Lochte, who took the lead briefly at the 250-meter mark, pushed Phelps harder than any swimmer has since he and Eric Vendt each went under world record time at the Fort Lauderdale Grand Prix in 2002. Phelps emerged the victor that day in a showdown that was later dubbed "The Perfect Race" by the swimming community. His battle with Lochte last night likely overtook that race as the new standard.
"Someone asked me, 'When is the last time two people went under the world record?' " Phelps said. "I remembered back to that race with [Vendt] thinking that was probably one of the greatest races of my life. Being able to do that tonight [was a thrill]. Having Ryan next to me really helped me go that fast."
For the past six months, the 400 IM has been the one event that, publicly and privately, annoyed Phelps. It never felt right, no matter what he did. He would try to swim fast and his legs would feel like cement. He would try to swim easy and his times would reflect it. At every meet this winter and spring, he would look up at the scoreboard in frustration.
"I don't know what was different tonight," Phelps said.
"I think the competition level was just different," Bob Bowman, Phelps' coach, said. "Other races where we weren't happy, it was partly because nobody was really pushing him. Easy for someone like Michael, your best is at such high level, it's hard to generate that level of excitement just yourself."
If anyone was going to challenge Phelps' dominance in the 400 IM, it was Lochte, one of Phelps' closest friends on the national team. The 23-year-old Daytona Beach, Fla., native is a swimming savant who yearns for competition, but at the same time, he also embodies the classic laid-back skateboarder/surfer ethos that seems to insulate him from pressure.

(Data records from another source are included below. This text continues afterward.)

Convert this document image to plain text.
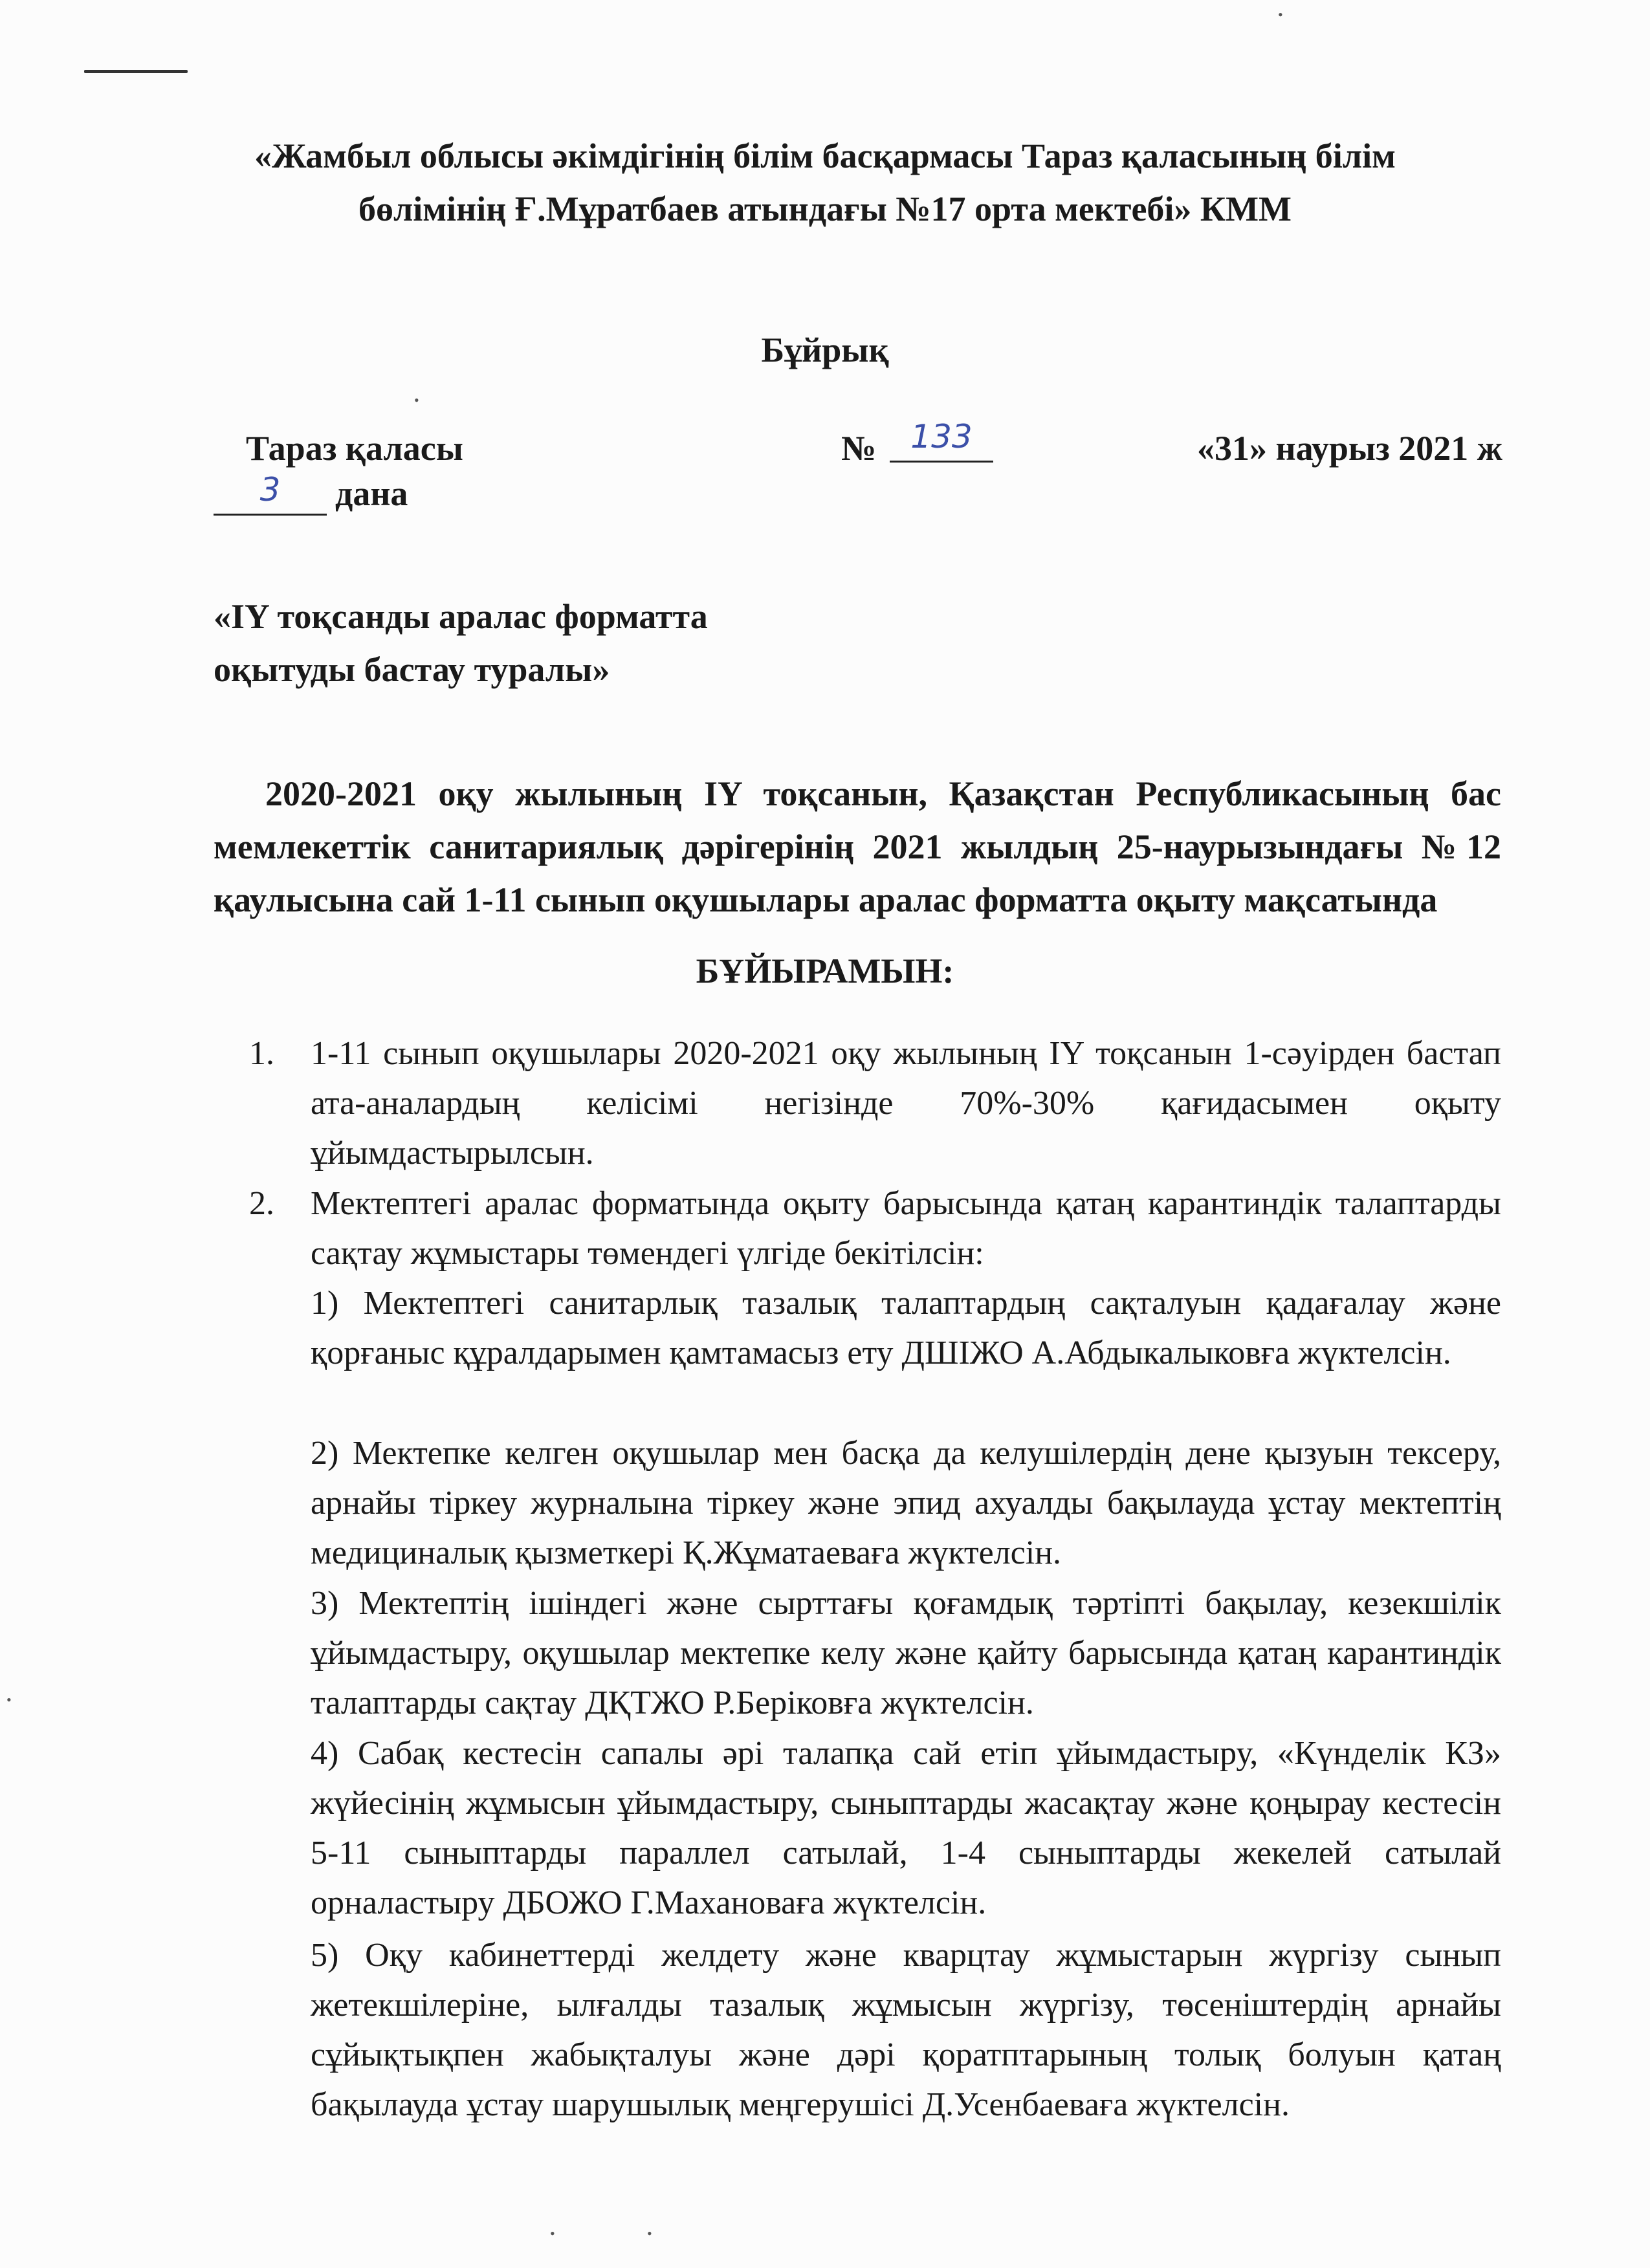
«Жамбыл облысы әкімдігінің білім басқармасы Тараз қаласының білім
бөлімінің Ғ.Мұратбаев атындағы №17 орта мектебі» КММ
Бұйрық
Тараз қаласы	№	133	«31» наурыз 2021 ж
3	дана
«IY тоқсанды аралас форматта
оқытуды бастау туралы»
2020-2021 оқу жылының IY тоқсанын, Қазақстан Республикасының бас мемлекеттік санитариялық дәрігерінің 2021 жылдың 25-наурызындағы №12 қаулысына сай 1-11 сынып оқушылары аралас форматта оқыту мақсатында
БҰЙЫРАМЫН:
1. 1-11 сынып оқушылары 2020-2021 оқу жылының IY тоқсанын 1-сәуірден бастап ата-аналардың келісімі негізінде 70%-30% қағидасымен оқыту ұйымдастырылсын.
2. Мектептегі аралас форматында оқыту барысында қатаң карантиндік талаптарды сақтау жұмыстары төмендегі үлгіде бекітілсін:
1) Мектептегі санитарлық тазалық талаптардың сақталуын қадағалау және қорғаныс құралдарымен қамтамасыз ету ДШІЖО А.Абдыкалыковға жүктелсін.
2) Мектепке келген оқушылар мен басқа да келушілердің дене қызуын тексеру, арнайы тіркеу журналына тіркеу және эпид ахуалды бақылауда ұстау мектептің медициналық қызметкері Қ.Жұматаеваға жүктелсін.
3) Мектептің ішіндегі және сырттағы қоғамдық тәртіпті бақылау, кезекшілік ұйымдастыру, оқушылар мектепке келу және қайту барысында қатаң карантиндік талаптарды сақтау ДҚТЖО Р.Беріковға жүктелсін.
4) Сабақ кестесін сапалы әрі талапқа сай етіп ұйымдастыру, «Күнделік КЗ» жүйесінің жұмысын ұйымдастыру, сыныптарды жасақтау және қоңырау кестесін 5-11 сыныптарды параллел сатылай, 1-4 сыныптарды жекелей сатылай орналастыру ДБОЖО Г.Махановаға жүктелсін.
5) Оқу кабинеттерді желдету және кварцтау жұмыстарын жүргізу сынып жетекшілеріне, ылғалды тазалық жұмысын жүргізу, төсеніштердің арнайы сұйықтықпен жабықталуы және дәрі қоратптарының толық болуын қатаң бақылауда ұстау шарушылық меңгерушісі Д.Усенбаеваға жүктелсін.
•
•
•
•	•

Lochte doesn't seem bothered by nerves because, generally, he doesn't think too much about the gravity of the moment. Any moment, really. He just enjoys hanging out with his girlfriend, playing with his dog (whom he named after rapper Lil' Wayne), listening to hip-hop and swimming faster than just about anyone else on the planet.
What made Lochte's performance last night even more amazing is that just three weeks ago, he badly sprained his ankle chasing after his dog, an injury he says he still notices when he pushes off the starting blocks or the walls.
The two friends were even at 300 meters, and Phelps said he knew when he glanced over at Lochte that it was going to be "a dogfight" to the finish.
"Michael's last wall was really what won him the race," Bowman said. "I also thought he did a really good job of not over-swimming the butterfly. For him, that's one of the most important things, to just control the butterfly and not step on the gas."
Phelps won't be competing in the 100-meter backstroke but has six events remaining. Bowman and Phelps managed to share a laugh in the news conference an hour after the race when someone asked whether there was any risk to Phelps swimming in such an intense race on the first day when he still has a full schedule of events ahead of him.
"I think the only risk in having pushed that hard is to my heart," Bowman said.
Said Phelps, "All the hair on your head is going to turn gray."
Bowman responded: "No, it's already gray. I think you're going to make it all fall out."